I walked past the nondescript storefront in my neighborhood for two months before I opened the door one Monday night and went in. I’d been to my first celebration of International Women’s Day and seen a demonstration of what the class I’d be attending would be about, knowing it would be scary and possibly life-changing. I walked in, and didn’t leave until six years later. I had found a home, a community, a way to look at myself, other women, and the world; this led directly to the career I would later pursue as a psychotherapist.
At the San Francisco Women’s Health Center, we taught self-health. We began with the introductory class on cervical self-exam, using plastic specula, flashlights and mirrors to see the most private parts of our bodies. We did this in groups to break down the isolation and self-criticism that plagued many of us. After each woman put in her speculum and looked at herself—a surprisingly thrilling experience—others looked too.
We taught class series which included breast self-exam, and we did bi-manual exams on each other to feel the uterus and ovaries. We talked about the social context of medical care, inspiring women to enter medical school at a time when it was mostly men; looked at the role of pharmaceutical companies before the term Big Pharma; and pressed for patients’ rights to information, support, and options. We had a menopause program at a time when talking about it was taboo, and had a program for pregnant women too.

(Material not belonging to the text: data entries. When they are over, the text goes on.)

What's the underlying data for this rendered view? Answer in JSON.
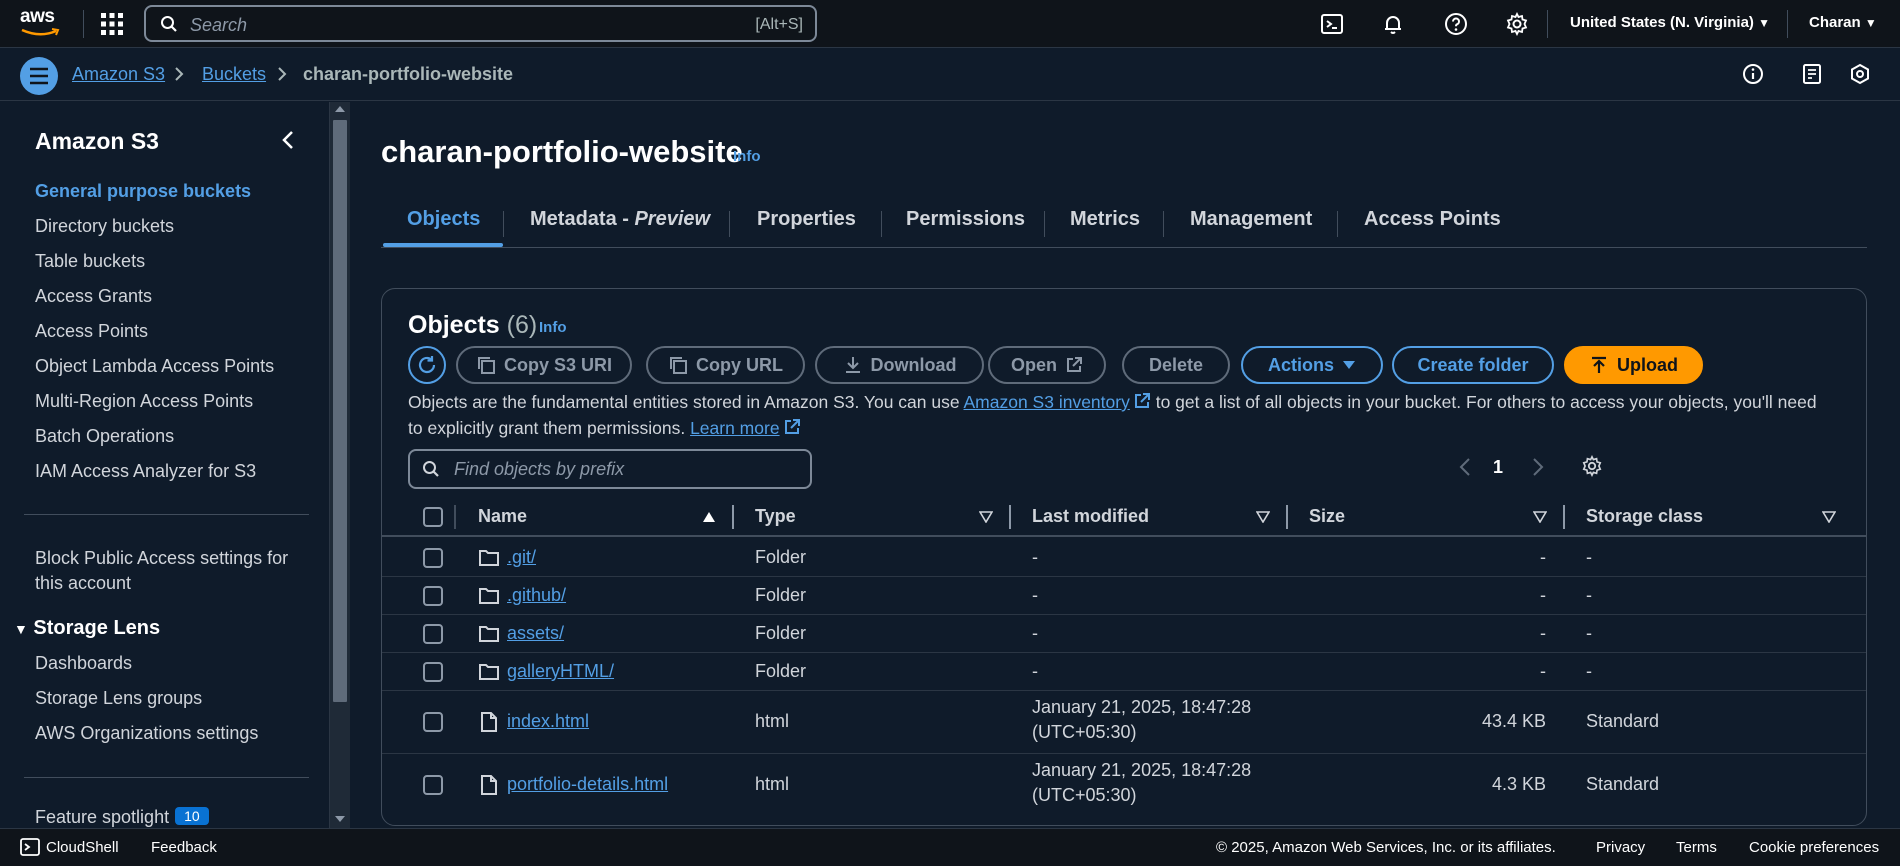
{
  "topnav": {
    "logo_text": "aws",
    "search_placeholder": "Search",
    "search_shortcut": "[Alt+S]",
    "region": "United States (N. Virginia)",
    "user": "Charan"
  },
  "breadcrumbs": {
    "items": [
      "Amazon S3",
      "Buckets"
    ],
    "current": "charan-portfolio-website"
  },
  "sidebar": {
    "title": "Amazon S3",
    "items": [
      "General purpose buckets",
      "Directory buckets",
      "Table buckets",
      "Access Grants",
      "Access Points",
      "Object Lambda Access Points",
      "Multi-Region Access Points",
      "Batch Operations",
      "IAM Access Analyzer for S3"
    ],
    "block_public_line1": "Block Public Access settings for",
    "block_public_line2": "this account",
    "storage_lens": {
      "title": "Storage Lens",
      "items": [
        "Dashboards",
        "Storage Lens groups",
        "AWS Organizations settings"
      ]
    },
    "feature_spotlight": "Feature spotlight",
    "feature_badge": "10"
  },
  "page": {
    "title": "charan-portfolio-website",
    "info": "Info"
  },
  "tabs": [
    {
      "label": "Objects"
    },
    {
      "label": "Metadata - ",
      "label_em": "Preview"
    },
    {
      "label": "Properties"
    },
    {
      "label": "Permissions"
    },
    {
      "label": "Metrics"
    },
    {
      "label": "Management"
    },
    {
      "label": "Access Points"
    }
  ],
  "objects": {
    "title": "Objects",
    "count": "(6)",
    "info": "Info",
    "buttons": {
      "copy_uri": "Copy S3 URI",
      "copy_url": "Copy URL",
      "download": "Download",
      "open": "Open",
      "delete": "Delete",
      "actions": "Actions",
      "create_folder": "Create folder",
      "upload": "Upload"
    },
    "desc_part1": "Objects are the fundamental entities stored in Amazon S3. You can use ",
    "desc_link1": "Amazon S3 inventory",
    "desc_part2": " to get a list of all objects in your bucket. For others to access your objects, you'll need to explicitly grant them permissions. ",
    "desc_link2": "Learn more",
    "find_placeholder": "Find objects by prefix",
    "page_number": "1",
    "columns": [
      "Name",
      "Type",
      "Last modified",
      "Size",
      "Storage class"
    ],
    "rows": [
      {
        "name": ".git/",
        "type": "Folder",
        "modified": "-",
        "modified2": "",
        "size": "-",
        "storage": "-",
        "icon": "folder-icon"
      },
      {
        "name": ".github/",
        "type": "Folder",
        "modified": "-",
        "modified2": "",
        "size": "-",
        "storage": "-",
        "icon": "folder-icon"
      },
      {
        "name": "assets/",
        "type": "Folder",
        "modified": "-",
        "modified2": "",
        "size": "-",
        "storage": "-",
        "icon": "folder-icon"
      },
      {
        "name": "galleryHTML/",
        "type": "Folder",
        "modified": "-",
        "modified2": "",
        "size": "-",
        "storage": "-",
        "icon": "folder-icon"
      },
      {
        "name": "index.html",
        "type": "html",
        "modified": "January 21, 2025, 18:47:28",
        "modified2": "(UTC+05:30)",
        "size": "43.4 KB",
        "storage": "Standard",
        "icon": "file-icon"
      },
      {
        "name": "portfolio-details.html",
        "type": "html",
        "modified": "January 21, 2025, 18:47:28",
        "modified2": "(UTC+05:30)",
        "size": "4.3 KB",
        "storage": "Standard",
        "icon": "file-icon"
      }
    ]
  },
  "footer": {
    "cloudshell": "CloudShell",
    "feedback": "Feedback",
    "copyright": "© 2025, Amazon Web Services, Inc. or its affiliates.",
    "privacy": "Privacy",
    "terms": "Terms",
    "cookies": "Cookie preferences"
  },
  "colors": {
    "link": "#539fe5",
    "upload_button": "#ff9900",
    "background": "#0f1b2a"
  }
}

Most of our work was volunteer. I learned bookkeeping, taught classes, wrote and produced pamphlets, spoke at medical conferences, and participated (silently for the first two years!) in our weekly meetings in which we collectively ran the center. I brought the excitement for personal growth to my new career as a therapist, and have used many of those skills in my private practice and in co-founding and helping organize Dharma Zephyr Insight Meditation Community.
PS As I was already mentally writing this post, I learned that this is National Women’s Health Week—so I’m happy to celebrate it by invoking this very moving and significant part of our history.